BÖLÜM 1: KURUM KAVRAMI

1.4. Eşbiçimlilik (İzomorfizm)

1.4.2. Kurumsal Eşbiçimlilik

Kurumsal kuramın temel amacı, kurumsal yapılanmaların ve belirli bir alandaki eşbiçimliliklerin açıklanabilmesidir ( DiMaggio ve Powel, 1983; Meyer ve Rowan, 1977; Scott, 1995). Rasyonellik ve kendi çıkarlarıyla ilgilenen sosyal aktörlerle ilgili teorilerin tersine, kurumsal perspektif, sosyal normlar ya da kurumsal bekleyişler tarafından kısıtlanan örgütsel davranışlara odaklanmaktadır. Kurumsal çevre öncelikli olarak, örgütlerin karşılıklı bağımlılıkları ve kurumsal beklentilerinin etkisi ve bu beklenti ve bağımlılıkların örgütsel özelliklere yansıması ve örgütlerin kurumsal çevre içindeki ilişkileriyle ilgilenmektedir (Chuang ve diğ., 2000: 9). Kanter (1972)’in literatüre kazandırdığı, organizasyonların kurumsal çevreleri doğrultusunda birbirleriyle eşbiçimli hale geldiklerini ifade eden kurumsal eşbiçimliliğin en temel sebebi, organizasyonların ortak bir referans çerçevesini benimseme yoluyla meşruiyet kazanma arzularıdır. Buna göre toplumdaki etkili aktörler tarafından koyulan kurallara uyan organizasyonların kritik kaynakları elde etme becerileri artmakta ve böylece organizasyonlar hayatta kalmaktadır (Staber, 1998; akt: Aydınlı, 2007: 33). Kurumsal

35

düşüncenin ayırıcı özelliği ise eşbiçimliliği kurumsal çevrenin doğal bir parçası olarak kabul etmesidir. Geniş tanımıyla kurumsal çevre, kuralları, inanç sistemlerini, normları ve kapsamlı bir sosyal bağlamı içermektedir ( Meyer ve Rowan, 1977; akt: Chuang ve diğ., 2000: 8). Bu kurallar, inanç sistemleri ve normlar tarafından oluşturulan kurumsal

çevre sosyal aktörlerin hareketlerine, çevre algılarına ve yorumlarına etki etmektedir ( DiMaggio, 1997; akt: Chuang ve diğ., 2000: 8).

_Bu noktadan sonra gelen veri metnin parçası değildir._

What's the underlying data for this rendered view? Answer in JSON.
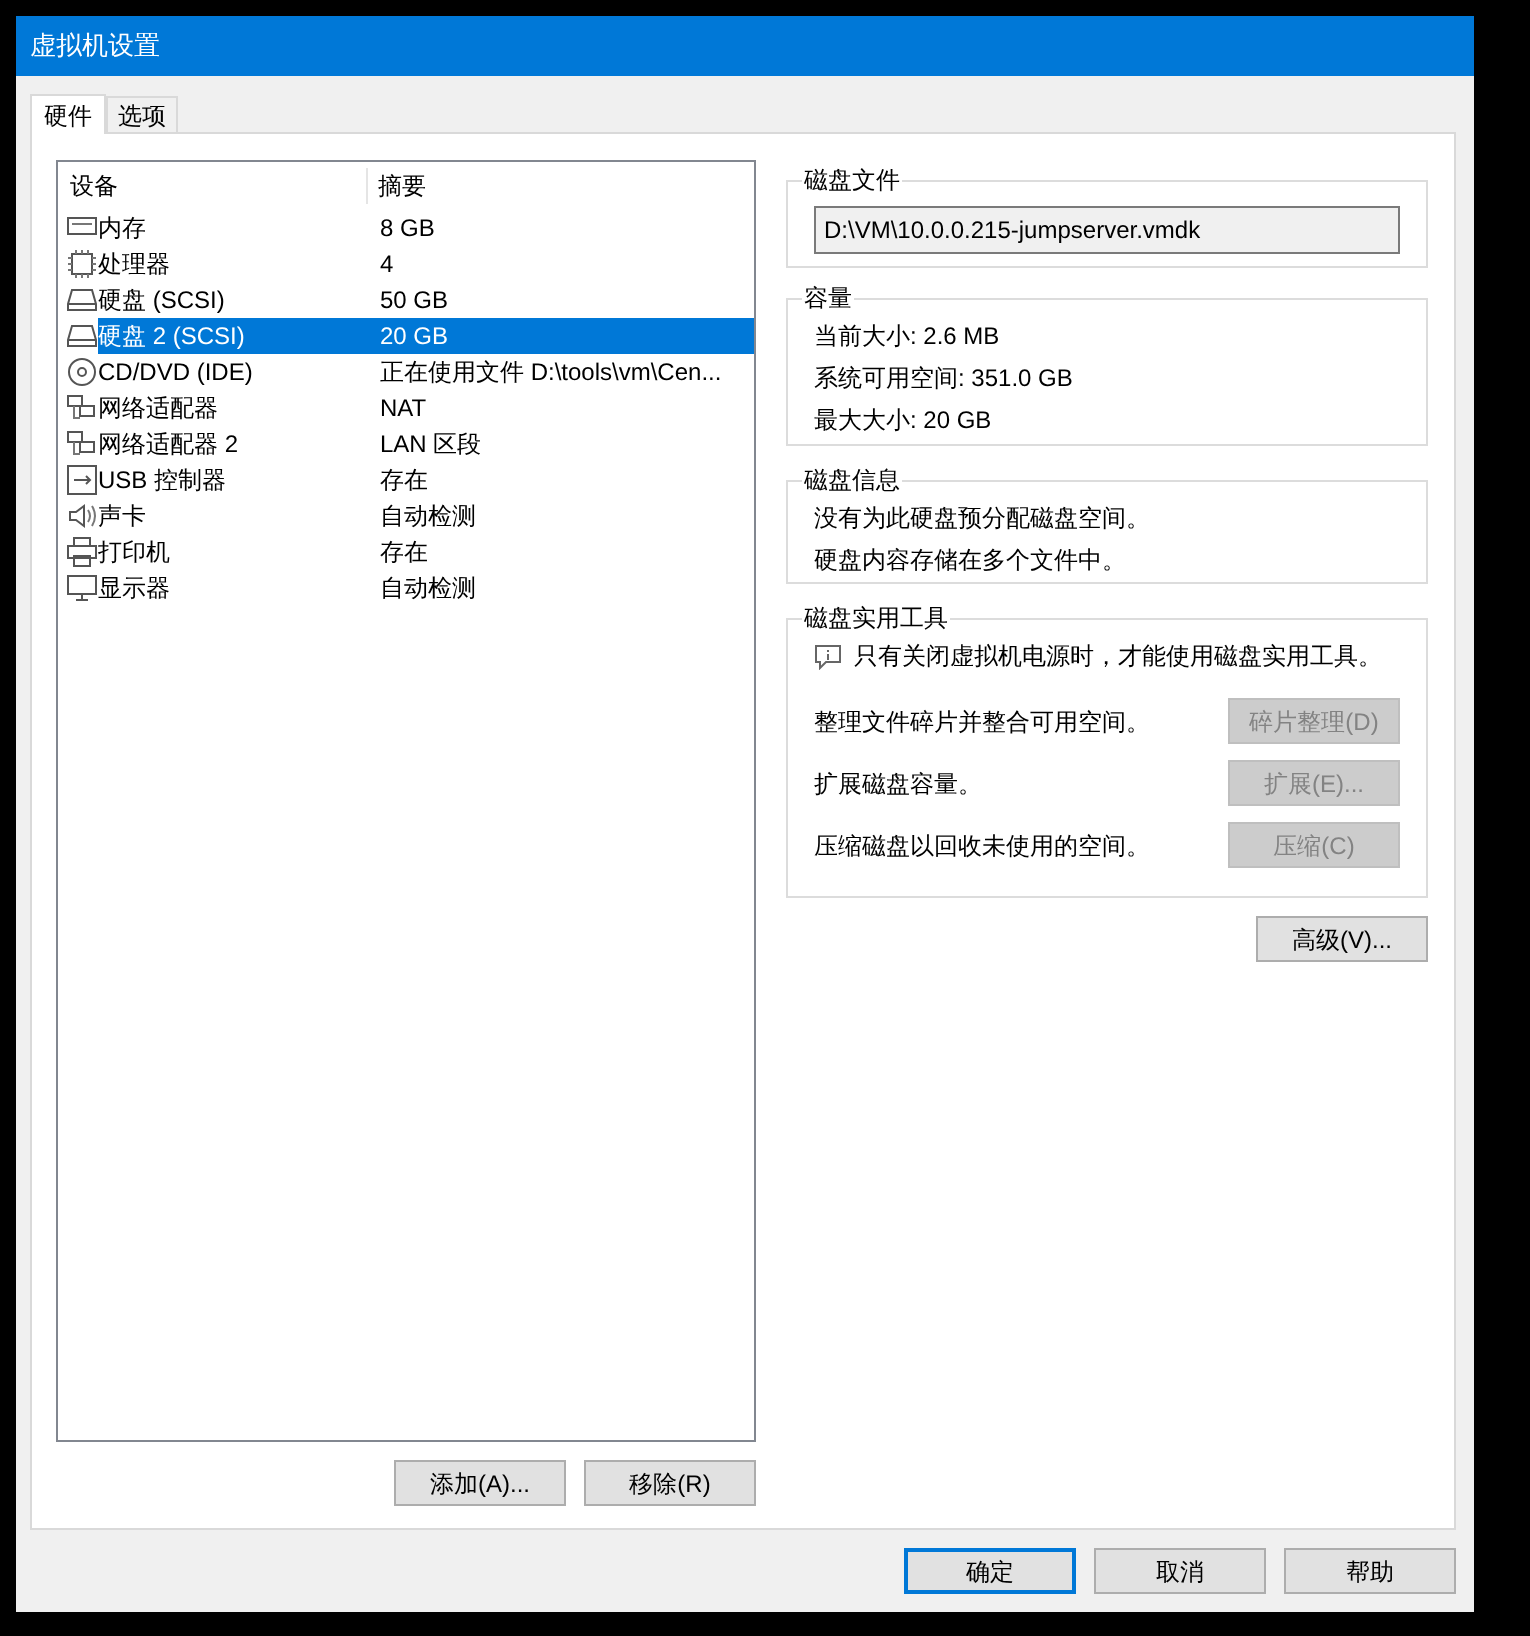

Diğer yandan Aldrich (1979)’e göre organizasyonlar sadece kaynaklar ve müşteriler için değil, politik güç ve kurumsal meşruiyet için, diğer bir ifadeyle ekonomik uygunluk için olduğu kadar sosyal uygunluk için de rekabet halindedir ( DiMaggio ve Powel, 1983; 1991: 66).

Popülasyon ekolojisinin aksine kurumsal kuram, organizasyonların paylaştığı ortak kurallara, normlara, inanç sistemlerine, karşılıklı bağımlılık ve bağlantıların derecesine odaklanmaktadır. Bu yüzden kurumsal eşbiçimlilik, örgütlerin kurumsal uygulamalarının onaylandığı, örgütler arası bağlamın güçlü bir ürünü olarak görülmektedir. Örgütsel yapıların kabulünü başlangıçta ekonomik ya da teknik kaygılar motive etse de, daha sonraları teknik performansı iyileştirmenin yerini meşruiyet sağlama kaygısı almaktadır ( Tollbert ve Zucker, 1983; akt: Chuang ve diğ., 2000: 9). Aynı dalda çalışan organizasyonlar benzer çevresel baskılara maruz kaldıklarından dolayı çevrenin beklentilerine paralel yapı ve isleyiş kazanmaktadırlar (Koçel, 2003: 362). Dolayısıyla aynı alandaki organizasyonların, yapı, isleyiş özellikleri, uygulamaları ve belirli iş yapma süreçleri açısından birbirlerine benzemeleri beklenmektedir.

Özetlemek gerekirse, popülasyon ekolojisi ve kurumsal kuram örgütsel çeşitliliğe farklı açıklamalar ve farklı öngörüler getirmektedir. Popülasyon ekolojisi rekabetçi dinamiklerin bir fonksiyonu olarak örgütsel çeşitliliğe rekabetçi seleksiyon süreci üzerinden odaklanırken, kurumsal kuram ortak kurallar, değerler, anlayışlar ve inanç sistemlerinin bir sonucu olarak örgütsel alandaki çeşitliliğin giderek artan bir şekilde homojenleşeceği öngörüsünde bulunmaktadır (Chuang ve diğ., 2000: 9).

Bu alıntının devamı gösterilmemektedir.